Collectivists will read this book, but in an attempt to deny the evidence, they will not really read it thoroughly. Instead, they subconsciously will look for ways to distract themselves from the facts. Any excuse is valid. If it is not looking for spelling mistakes, then it will be looking for research errors. Then they would want to see proof of a PhD, yet even a PhD would not be enough. Unless of course one uses the PhD to establish how happy Danes are. A collectivist will always deny, belittle, and intimidate, but never truly research. Severe pathological narcissism (more precisely a mindset referred to in psychology as “magical thinking”) is the key to collectivism’s progression, survival, and continuance.

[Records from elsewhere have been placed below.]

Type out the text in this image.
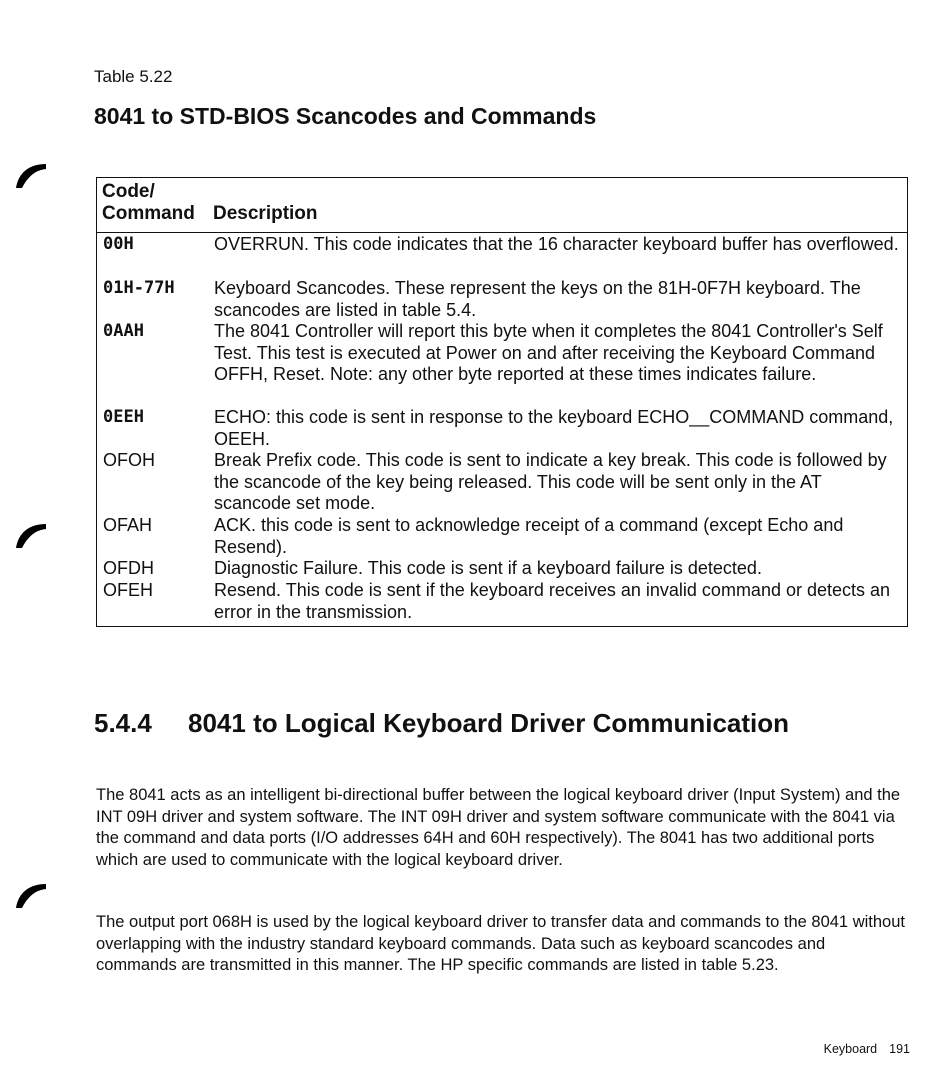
Table 5.22
8041 to STD-BIOS Scancodes and Commands
Code/
Command Description
00H	OVERRUN. This code indicates that the 16 character keyboard buffer has overflowed.
01H-77H Keyboard Scancodes. These represent the keys on the 81H-0F7H keyboard. The scancodes are listed in table 5.4.
0AAH	The 8041 Controller will report this byte when it completes the 8041 Controller's Self Test. This test is executed at Power on and after receiving the Keyboard Command OFFH, Reset. Note: any other byte reported at these times indicates failure.
0EEH	ECHO: this code is sent in response to the keyboard ECHO__COMMAND command, OEEH.
OFOH	Break Prefix code. This code is sent to indicate a key break. This code is followed by the scancode of the key being released. This code will be sent only in the AT scancode set mode.
OFAH	ACK. this code is sent to acknowledge receipt of a command (except Echo and Resend).
OFDH	Diagnostic Failure. This code is sent if a keyboard failure is detected.
OFEH	Resend. This code is sent if the keyboard receives an invalid command or detects an error in the transmission.
5.4.4 8041 to Logical Keyboard Driver Communication

The 8041 acts as an intelligent bi-directional buffer between the logical keyboard driver (Input System) and the INT 09H driver and system software. The INT 09H driver and system software communicate with the 8041 via the command and data ports (I/O addresses 64H and 60H respectively). The 8041 has two additional ports which are used to communicate with the logical keyboard driver.

The output port 068H is used by the logical keyboard driver to transfer data and commands to the 8041 without overlapping with the industry standard keyboard commands. Data such as keyboard scancodes and commands are transmitted in this manner. The HP specific commands are listed in table 5.23.

Keyboard 191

I once sat admiring my daughter, aged six, doing crazy things interactively with a children’s program on TV. At one point she glanced at me, smiled, and said, “Am I not skilled daddy?” “Yes, you are very, very clever,” I replied. The situation made me think about the mental freedom that my daughter still possesses. A mental freedom still liberated from my country’s oppressive collectivist mentality: the right to be her unique self and confidently express herself freely. She will be deprived of this mental freedom by Marxism’s powerful emotional iron grip here in Denmark if I do not teach her how to protect herself from it. This mental prison is an oppressive collectivist mentality that has been misunderstood and misinterpreted through almost a century. It is perceived simply to be Scandinavian culture, described as the Jante Law.

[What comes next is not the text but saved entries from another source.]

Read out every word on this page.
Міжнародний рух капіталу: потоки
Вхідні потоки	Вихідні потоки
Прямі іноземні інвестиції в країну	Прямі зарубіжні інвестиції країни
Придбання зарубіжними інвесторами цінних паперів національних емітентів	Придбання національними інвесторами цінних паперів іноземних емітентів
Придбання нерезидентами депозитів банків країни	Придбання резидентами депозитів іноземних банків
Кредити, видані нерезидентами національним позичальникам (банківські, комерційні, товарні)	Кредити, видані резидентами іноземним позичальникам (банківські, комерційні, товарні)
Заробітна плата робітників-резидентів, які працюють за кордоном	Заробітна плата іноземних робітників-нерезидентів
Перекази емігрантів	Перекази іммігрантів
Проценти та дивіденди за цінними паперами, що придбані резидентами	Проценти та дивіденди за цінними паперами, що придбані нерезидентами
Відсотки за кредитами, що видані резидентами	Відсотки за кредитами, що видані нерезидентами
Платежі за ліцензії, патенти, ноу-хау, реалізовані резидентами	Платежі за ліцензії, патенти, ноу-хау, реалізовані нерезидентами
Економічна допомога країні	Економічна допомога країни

The Jante Law/Subliminal Conditioning (Malignant Narcissistic Coercion)
Don’t think you are anything special!
Don’t think you are as good as us!
Don’t think you are wiser than us!
Don’t convince yourself that you are better than us!
Don’t think you know more than us!
Don’t think you are more important than us!
Don’t think you are good at anything!
Don’t laugh at us!
Don’t think anyone cares about you!
Don’t think you can teach us anything!